Ce dernier s’en prend au réseau national depuis des années et promet de couper son financement public s’il est élu. Par contre, il promet aussi de ne pas couper Radio-Canada. Voilà comment un politicien arrive à se tirer dans le pied.
Mais revenons au label «Government-funded Media». D’abord, soyons clairs, c’est un mensonge. Remarquez que ce n’est pas la première menterie sur Twitter. C’est faux parce que ce n’est pas le gouvernement qui décide du financement de CBC/Radio-Canada, mais c’est le Parlement. Ce qui veut dire que tous les partis politiques prennent cette décision.
En demandant à Twitter d’inclure «Government-funded Media» sur les comptes de la CBC, Pierre Poilièvre sous-entend que la CBC est inféodée aux libéraux. Il le dit d’ailleurs clairement dans un tweet du parti conservateur : «Maintenant les gens savent que c’est de la propagande Trudeau, pas des nouvelles.»
La CBC n’est pas la première cible de cette nouvelle étiquette de Twitter. Le réseau américain National Public Radio (NPR) a quitté le réseau social après qu’il ait été identifié de façon similaire. D’ailleurs, lundi après-midi, CBC/Radio-Canada a annoncé qu’ils cesseront pour l’instant de publier des messages sur Twitter.
Pour le propriétaire de Twitter et les complotistes, ces termes veulent dire une chose : ces médias font de la propagande pour leur gouvernement — un autre mensonge.
Pour avoir œuvré pendant 20 ans en tant que journaliste à Radio-Canada et à la CBC, je peux affirmer n’avoir jamais subi de pressions politiques de la part d’un gouvernement. Ni des libéraux ni des conservateurs. Certains de mes reportages n’ont pourtant pas toujours été tendres envers des décisions gouvernementales.
Le problème c’est que M. Poilièvre sait très bien qu’il y a une grande différence entre financement public et financement gouvernemental. Il sait probablement aussi que la Loi sur la Radiodiffusion protège l’indépendance éditoriale de CBC/Radio-Canada. Twitter le sait aussi puisque, à la suite des questionnements de la CBC, le réseau social a changé la mention à «publicly funded media» (média financé par des fonds publics).
M. Poilièvre ne fait que copier les idées répugnantes du menteur en chef; Donald Trump. Discréditer les médias traditionnels pour semer confusion et désinformation.
Toute cette histoire serait risible n’était-ce du fait qu’elle démontre la faiblesse stratégique de Poilièvre. Obnubilé par son idéologie et voulant plaire à ses adeptes complotistes, le leadeur conservateur ne semble pas voir le piège dans lequel il est tombé.
Le piège, c’est qu’il y a plusieurs conservateurs qui écoutent, regardent, lisent et se fient sur la CBC. Ils ne seront pas heureux.
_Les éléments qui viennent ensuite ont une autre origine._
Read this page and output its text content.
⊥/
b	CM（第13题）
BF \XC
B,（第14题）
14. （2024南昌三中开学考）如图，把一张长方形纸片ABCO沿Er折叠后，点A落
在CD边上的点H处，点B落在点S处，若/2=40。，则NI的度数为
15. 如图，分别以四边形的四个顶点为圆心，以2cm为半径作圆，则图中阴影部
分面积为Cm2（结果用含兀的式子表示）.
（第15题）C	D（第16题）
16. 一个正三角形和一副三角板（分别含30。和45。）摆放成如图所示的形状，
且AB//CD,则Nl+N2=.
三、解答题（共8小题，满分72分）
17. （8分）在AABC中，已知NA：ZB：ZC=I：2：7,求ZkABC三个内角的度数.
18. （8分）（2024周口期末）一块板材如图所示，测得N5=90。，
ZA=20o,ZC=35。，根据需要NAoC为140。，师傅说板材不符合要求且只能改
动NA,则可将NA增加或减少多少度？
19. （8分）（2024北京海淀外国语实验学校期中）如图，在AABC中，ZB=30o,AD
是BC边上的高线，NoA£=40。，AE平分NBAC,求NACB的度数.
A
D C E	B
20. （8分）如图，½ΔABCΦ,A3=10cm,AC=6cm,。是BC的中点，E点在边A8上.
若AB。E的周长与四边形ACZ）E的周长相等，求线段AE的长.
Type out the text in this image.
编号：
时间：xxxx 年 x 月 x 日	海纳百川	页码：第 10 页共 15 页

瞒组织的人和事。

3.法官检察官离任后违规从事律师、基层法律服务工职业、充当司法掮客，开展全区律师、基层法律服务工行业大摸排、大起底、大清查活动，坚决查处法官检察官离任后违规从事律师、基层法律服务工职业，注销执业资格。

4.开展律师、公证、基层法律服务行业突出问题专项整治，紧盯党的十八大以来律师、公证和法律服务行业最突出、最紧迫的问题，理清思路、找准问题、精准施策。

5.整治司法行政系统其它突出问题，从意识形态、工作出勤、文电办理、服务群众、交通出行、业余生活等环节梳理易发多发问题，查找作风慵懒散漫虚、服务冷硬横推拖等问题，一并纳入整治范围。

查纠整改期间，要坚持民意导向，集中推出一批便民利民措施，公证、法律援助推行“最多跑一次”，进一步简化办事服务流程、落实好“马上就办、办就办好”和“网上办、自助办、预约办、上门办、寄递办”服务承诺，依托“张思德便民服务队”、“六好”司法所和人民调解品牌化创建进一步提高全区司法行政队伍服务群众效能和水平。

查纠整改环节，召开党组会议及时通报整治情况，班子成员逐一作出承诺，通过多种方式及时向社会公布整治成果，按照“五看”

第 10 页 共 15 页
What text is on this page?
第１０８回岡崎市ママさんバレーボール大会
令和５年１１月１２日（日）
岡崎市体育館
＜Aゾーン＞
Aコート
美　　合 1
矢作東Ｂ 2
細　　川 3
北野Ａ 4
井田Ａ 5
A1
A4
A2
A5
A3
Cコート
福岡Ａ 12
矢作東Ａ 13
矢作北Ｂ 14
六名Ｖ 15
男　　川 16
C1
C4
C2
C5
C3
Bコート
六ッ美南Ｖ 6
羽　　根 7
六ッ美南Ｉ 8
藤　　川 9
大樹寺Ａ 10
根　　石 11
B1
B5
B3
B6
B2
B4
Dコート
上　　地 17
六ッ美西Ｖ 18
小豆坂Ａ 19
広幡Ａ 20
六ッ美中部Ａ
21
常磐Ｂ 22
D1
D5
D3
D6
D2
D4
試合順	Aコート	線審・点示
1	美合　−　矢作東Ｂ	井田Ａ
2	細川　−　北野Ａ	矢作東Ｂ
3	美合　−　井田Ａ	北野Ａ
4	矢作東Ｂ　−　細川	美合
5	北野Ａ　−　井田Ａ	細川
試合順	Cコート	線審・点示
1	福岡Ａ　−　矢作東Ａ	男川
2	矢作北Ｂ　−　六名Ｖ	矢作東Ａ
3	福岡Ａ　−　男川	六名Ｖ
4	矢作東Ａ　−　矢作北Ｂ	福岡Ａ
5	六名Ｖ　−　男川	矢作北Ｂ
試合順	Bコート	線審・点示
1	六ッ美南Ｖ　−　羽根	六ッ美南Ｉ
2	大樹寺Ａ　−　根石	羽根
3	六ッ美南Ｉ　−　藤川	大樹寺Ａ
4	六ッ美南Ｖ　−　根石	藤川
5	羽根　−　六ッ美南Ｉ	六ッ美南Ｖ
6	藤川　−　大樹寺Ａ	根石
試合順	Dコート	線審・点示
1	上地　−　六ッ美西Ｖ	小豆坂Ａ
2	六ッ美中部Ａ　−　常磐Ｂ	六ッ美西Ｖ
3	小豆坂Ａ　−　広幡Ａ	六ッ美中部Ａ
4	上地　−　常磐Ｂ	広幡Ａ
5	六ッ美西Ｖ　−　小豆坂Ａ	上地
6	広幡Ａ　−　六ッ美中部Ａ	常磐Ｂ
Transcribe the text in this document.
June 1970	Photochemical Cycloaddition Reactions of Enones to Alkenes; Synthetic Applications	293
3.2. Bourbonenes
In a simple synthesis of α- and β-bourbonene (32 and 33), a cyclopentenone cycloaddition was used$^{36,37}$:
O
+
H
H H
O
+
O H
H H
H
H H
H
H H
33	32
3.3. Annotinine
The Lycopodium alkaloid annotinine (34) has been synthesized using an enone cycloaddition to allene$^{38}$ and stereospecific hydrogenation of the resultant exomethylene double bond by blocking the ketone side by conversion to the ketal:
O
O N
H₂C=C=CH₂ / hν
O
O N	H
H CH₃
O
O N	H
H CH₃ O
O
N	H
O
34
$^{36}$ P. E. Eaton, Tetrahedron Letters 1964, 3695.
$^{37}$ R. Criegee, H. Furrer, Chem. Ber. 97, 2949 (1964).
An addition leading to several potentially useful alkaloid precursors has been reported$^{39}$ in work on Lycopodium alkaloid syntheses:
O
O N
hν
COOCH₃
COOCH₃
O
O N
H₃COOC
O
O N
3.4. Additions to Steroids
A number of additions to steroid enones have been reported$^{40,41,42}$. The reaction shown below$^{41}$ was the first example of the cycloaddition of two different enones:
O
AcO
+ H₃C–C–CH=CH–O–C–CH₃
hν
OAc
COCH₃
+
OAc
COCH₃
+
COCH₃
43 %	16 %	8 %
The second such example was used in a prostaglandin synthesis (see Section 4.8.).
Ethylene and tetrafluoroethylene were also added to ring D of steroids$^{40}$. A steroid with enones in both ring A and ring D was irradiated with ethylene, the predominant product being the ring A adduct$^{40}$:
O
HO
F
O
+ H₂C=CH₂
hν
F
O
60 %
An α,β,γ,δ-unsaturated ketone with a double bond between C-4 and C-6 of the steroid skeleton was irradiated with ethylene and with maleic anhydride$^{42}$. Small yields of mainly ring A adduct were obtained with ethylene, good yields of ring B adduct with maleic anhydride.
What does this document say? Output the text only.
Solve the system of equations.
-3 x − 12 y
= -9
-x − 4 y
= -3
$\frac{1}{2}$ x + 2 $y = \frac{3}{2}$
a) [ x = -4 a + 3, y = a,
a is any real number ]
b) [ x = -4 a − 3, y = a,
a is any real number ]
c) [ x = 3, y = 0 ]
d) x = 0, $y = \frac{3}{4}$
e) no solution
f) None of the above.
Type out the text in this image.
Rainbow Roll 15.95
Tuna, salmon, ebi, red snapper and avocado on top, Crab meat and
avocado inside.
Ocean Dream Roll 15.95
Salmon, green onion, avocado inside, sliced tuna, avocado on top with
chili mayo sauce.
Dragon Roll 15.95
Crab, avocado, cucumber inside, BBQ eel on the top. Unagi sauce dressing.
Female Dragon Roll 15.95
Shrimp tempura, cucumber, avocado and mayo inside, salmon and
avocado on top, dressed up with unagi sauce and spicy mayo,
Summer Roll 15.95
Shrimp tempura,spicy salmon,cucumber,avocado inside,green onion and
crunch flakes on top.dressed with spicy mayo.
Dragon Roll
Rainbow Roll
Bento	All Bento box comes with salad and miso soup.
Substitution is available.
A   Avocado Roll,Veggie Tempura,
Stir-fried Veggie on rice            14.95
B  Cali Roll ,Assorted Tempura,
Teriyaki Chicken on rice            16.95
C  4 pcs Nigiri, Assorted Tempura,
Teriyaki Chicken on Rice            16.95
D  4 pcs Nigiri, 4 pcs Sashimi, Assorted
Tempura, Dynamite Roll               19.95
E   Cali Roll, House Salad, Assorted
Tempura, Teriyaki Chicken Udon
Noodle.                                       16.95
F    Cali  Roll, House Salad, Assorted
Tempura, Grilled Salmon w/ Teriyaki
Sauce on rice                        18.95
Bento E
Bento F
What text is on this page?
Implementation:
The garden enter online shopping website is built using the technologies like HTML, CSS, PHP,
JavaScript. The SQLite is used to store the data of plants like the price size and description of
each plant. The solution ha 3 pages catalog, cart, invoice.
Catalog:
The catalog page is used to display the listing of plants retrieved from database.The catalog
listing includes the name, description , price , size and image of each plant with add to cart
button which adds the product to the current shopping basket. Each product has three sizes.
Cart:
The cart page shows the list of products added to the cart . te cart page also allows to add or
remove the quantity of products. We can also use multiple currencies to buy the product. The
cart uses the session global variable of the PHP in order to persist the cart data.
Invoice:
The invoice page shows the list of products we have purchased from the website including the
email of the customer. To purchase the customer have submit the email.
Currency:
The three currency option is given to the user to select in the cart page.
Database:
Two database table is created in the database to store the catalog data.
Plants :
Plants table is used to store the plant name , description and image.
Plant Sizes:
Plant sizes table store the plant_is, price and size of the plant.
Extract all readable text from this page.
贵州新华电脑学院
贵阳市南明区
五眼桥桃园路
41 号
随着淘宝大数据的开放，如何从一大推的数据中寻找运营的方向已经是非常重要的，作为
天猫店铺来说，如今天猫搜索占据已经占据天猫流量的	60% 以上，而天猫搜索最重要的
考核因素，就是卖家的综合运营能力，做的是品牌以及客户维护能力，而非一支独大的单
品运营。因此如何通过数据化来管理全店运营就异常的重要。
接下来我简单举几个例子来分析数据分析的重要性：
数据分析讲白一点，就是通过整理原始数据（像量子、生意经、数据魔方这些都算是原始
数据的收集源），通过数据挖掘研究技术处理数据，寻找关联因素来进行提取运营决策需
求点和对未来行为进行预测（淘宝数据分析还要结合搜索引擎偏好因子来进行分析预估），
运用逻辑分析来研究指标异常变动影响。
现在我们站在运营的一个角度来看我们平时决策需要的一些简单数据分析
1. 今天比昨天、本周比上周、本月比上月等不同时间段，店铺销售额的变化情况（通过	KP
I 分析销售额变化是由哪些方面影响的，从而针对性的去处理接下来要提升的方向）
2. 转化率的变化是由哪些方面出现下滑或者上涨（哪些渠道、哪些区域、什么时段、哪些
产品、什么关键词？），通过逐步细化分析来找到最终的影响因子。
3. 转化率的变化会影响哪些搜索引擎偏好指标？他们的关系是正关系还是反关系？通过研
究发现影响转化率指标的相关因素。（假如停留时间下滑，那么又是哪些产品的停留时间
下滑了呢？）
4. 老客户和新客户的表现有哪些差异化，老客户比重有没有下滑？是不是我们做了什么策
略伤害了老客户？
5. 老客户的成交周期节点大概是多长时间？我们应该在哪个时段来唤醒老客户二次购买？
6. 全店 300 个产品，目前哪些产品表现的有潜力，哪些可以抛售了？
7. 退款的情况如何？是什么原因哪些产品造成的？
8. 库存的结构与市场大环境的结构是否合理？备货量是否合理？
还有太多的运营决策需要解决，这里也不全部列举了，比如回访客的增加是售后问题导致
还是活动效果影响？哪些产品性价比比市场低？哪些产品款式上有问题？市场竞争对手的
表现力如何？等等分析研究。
Deuxièmement, imaginez les électeurs conservateurs de l’Alberta ou de la Saskatchewan, la base de Poilièvre, qui comprennent tout à coup qu’ils doivent maintenant payer pour un réseau de langue française, mais pas pour un réseau anglais. Ayoye. Ça ne passera pas.
Si, devant cette possible levée de boucliers dans l’Ouest, M. Poilièvre décidait de couper les deux réseaux, CBC et Radio-Canada, imaginez la réaction au Québec. Disons qu’il ne ferait pas bon être la dizaine de députés conservateurs québécois.
Pierre Poilièvre pourrait aussi faire comme de nombreux politiciens qui font des promesses électorales, mais ne les réalisent jamais une fois élus. Il pourrait ne pas couper les vivres à nos réseaux publics. Le problème avec ça, c’est que ses adeptes sont pas mal plus rigides que la plupart des sympathisants politiques. Ils ne le lui pardonneraient jamais. Adieu un deuxième mandat.
Voilà comment un homme qui n’a fait que de la politique idéologique crée son propre piège.